Der Film wurde als die schönste Liebesgeschichte der Welt bejubelt. Für einfach strukturierte Konsumenten mag das stimmen. Der gewaltige Zeitraum von gut 51 Jahren zwischen Trennung und Wiederbegegnung der Liebenden ist erstaunlich und damit tränenrührend genug. Dazu kommt, dass der Film die Liebe als Rammelei in allen üblichen Stellungen vorführt, wenn auch dezent gefilmt. Und er scheint eine Widerlegung des so ärgerlichen Prinzips zu sein: Aus den Augen, aus dem Sinn. Wenn man den Film so hinnimmt, ist er eine sentimental auf die spitze getriebene Liebesgeschichte, in der der Mann eine komische Figur ist und die Frau eine scheinbar welterfahrene Dame.

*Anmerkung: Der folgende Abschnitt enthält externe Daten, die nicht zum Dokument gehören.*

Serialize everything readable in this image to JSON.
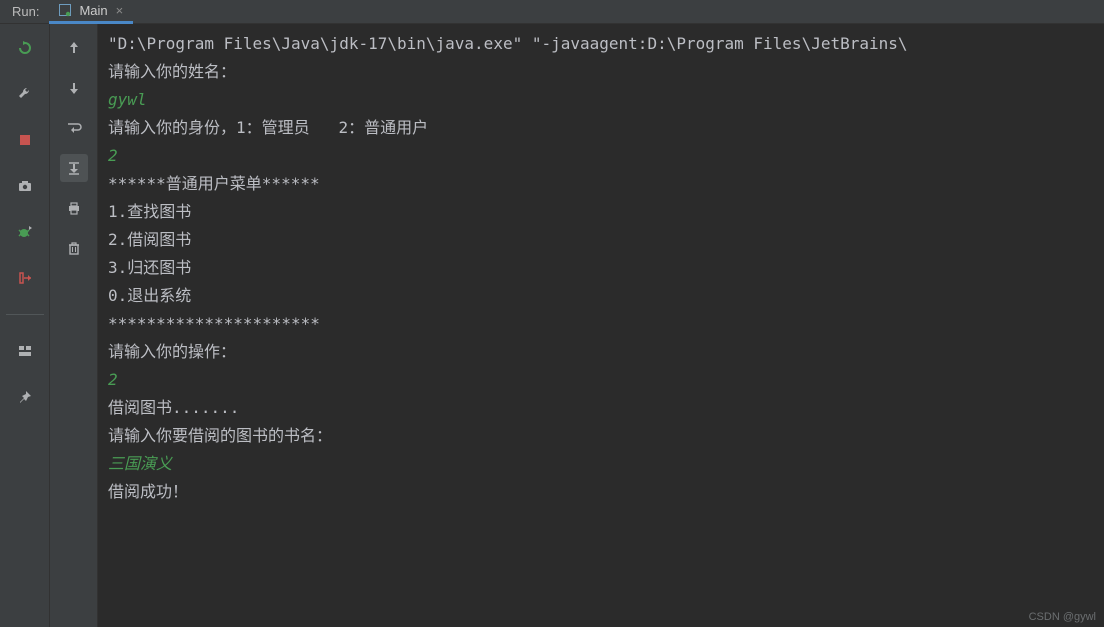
{
  "header": {
    "run_label": "Run:",
    "tab_title": "Main",
    "tab_close": "×"
  },
  "gutter1": {
    "rerun_color": "#499c54",
    "wrench_color": "#afb1b3",
    "stop_color": "#c75450",
    "camera_color": "#afb1b3",
    "bug_color": "#499c54",
    "exit_color": "#c75450",
    "layout_color": "#afb1b3",
    "pin_color": "#afb1b3"
  },
  "gutter2": {
    "up_color": "#afb1b3",
    "down_color": "#afb1b3",
    "wrap_color": "#afb1b3",
    "scroll_color": "#afb1b3",
    "print_color": "#afb1b3",
    "trash_color": "#afb1b3"
  },
  "console": {
    "lines": [
      {
        "style": "ln",
        "text": "\"D:\\Program Files\\Java\\jdk-17\\bin\\java.exe\" \"-javaagent:D:\\Program Files\\JetBrains\\"
      },
      {
        "style": "ln",
        "text": "请输入你的姓名："
      },
      {
        "style": "ln-green",
        "text": "gywl"
      },
      {
        "style": "ln",
        "text": "请输入你的身份，1：管理员   2：普通用户"
      },
      {
        "style": "ln-green",
        "text": "2"
      },
      {
        "style": "ln",
        "text": "******普通用户菜单******"
      },
      {
        "style": "ln",
        "text": "1.查找图书"
      },
      {
        "style": "ln",
        "text": "2.借阅图书"
      },
      {
        "style": "ln",
        "text": "3.归还图书"
      },
      {
        "style": "ln",
        "text": "0.退出系统"
      },
      {
        "style": "ln",
        "text": "**********************"
      },
      {
        "style": "ln",
        "text": "请输入你的操作："
      },
      {
        "style": "ln-green",
        "text": "2"
      },
      {
        "style": "ln",
        "text": "借阅图书......."
      },
      {
        "style": "ln",
        "text": "请输入你要借阅的图书的书名："
      },
      {
        "style": "ln-green",
        "text": "三国演义"
      },
      {
        "style": "ln",
        "text": "借阅成功！"
      }
    ]
  },
  "watermark": "CSDN @gywl"
}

Der tumbe Jüngling hatte schon nach dem zweiten Erfolg bei einer Frau mit seinen Leporello-Aufzeichnungen begonnen, und er renommiert recht plump mit seinen Erfolgen bei den Frauen. Dennoch gibt die leidgeprüfte Witwe sich dem inzwischen reich und bedeutend gewordenen Verehrer hin. So gesehen ist der Film reiner Kitsch. Das erklärt seinen Erfolg an den Kinokassen.

Das Hohe Lied auf die Liebe ist dieser Film ganz sicher nicht. Dafür ist die Liebe zwischen den beiden Protagonisten zu wenig glaubhaft. Was ist schon Liebe, wenn man sich überhaupt nicht kennt? Was ist das, wenn man in kindlicher Schwärmerei ein paar Liebesbriefe ausgetauscht hat? Nur Dummheit. Zwar verständlich und verzeihlich, aber nicht ernst zu nehmen.

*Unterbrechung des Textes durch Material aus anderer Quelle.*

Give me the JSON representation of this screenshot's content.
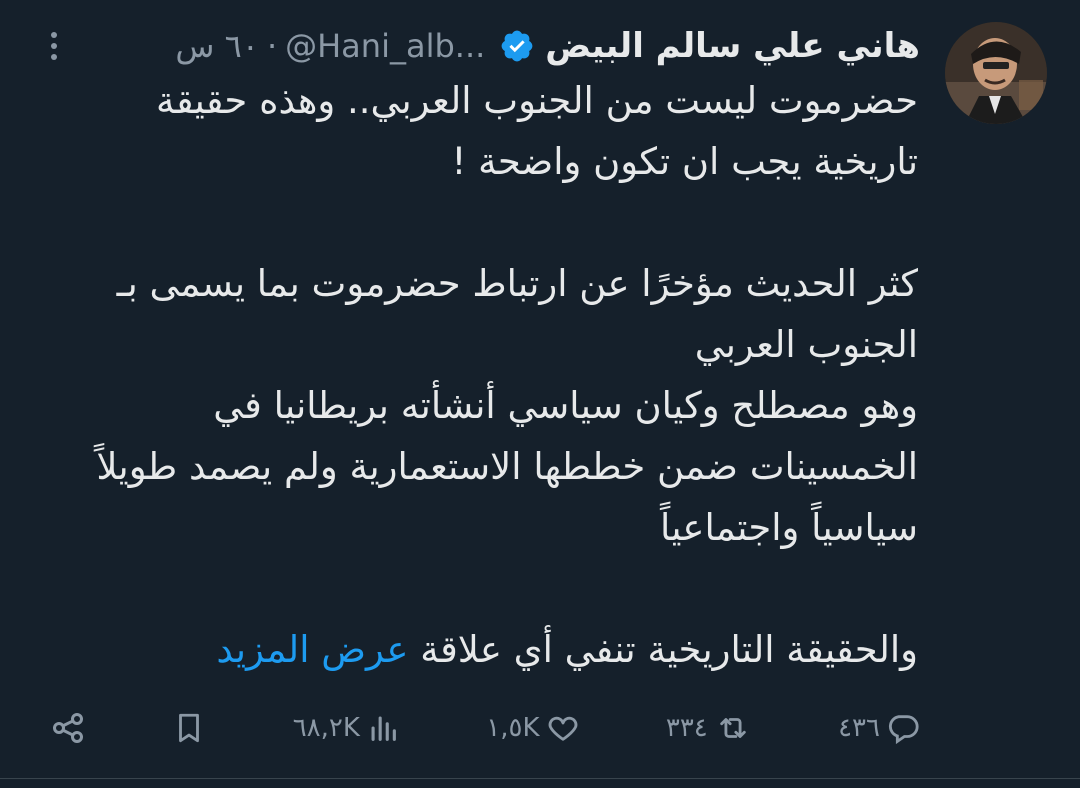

Gabriel García Márquez hat mit seinem Bestseller den Balanceakt geschafft, schlichten Gemütern eine Love-Story zu bieten und doch gleichzeitig vor den Kritikern sein Gesicht als ernsthafter Autor zu wahren, indem er die vorgeführte Liebe als Farce entlarvt. Sein Buch ist nicht ein Hymnus auf die absolute Liebe, sondern ihre Relativierung. „Nichts ist schwieriger als die Liebe“, sagt die gealterte Fermina. Zu dieser Relativierung der Liebe gehört auch der aktuell düstere Hintergrund: die Cholera. Wie schon in den Geschichten, die sich die Pestflüchtlinge im „Decamerone“ des Giovanni Boccaccio erzählen, ist es die unmittelbare Todesdrohung, die der Liebe eine neue Dimension gibt. Die Liebe wird zum bloßen Geschlechtsakt, der Trotz und Flucht zugleich ist.

Der Film hat dieses Balance-Kunststück nicht geschafft. Er ist platt bei der Schnulze geblieben. Immerhin gute Unterhaltung. Doch weitergehenden Ansprüchen kann er leider nicht genügen.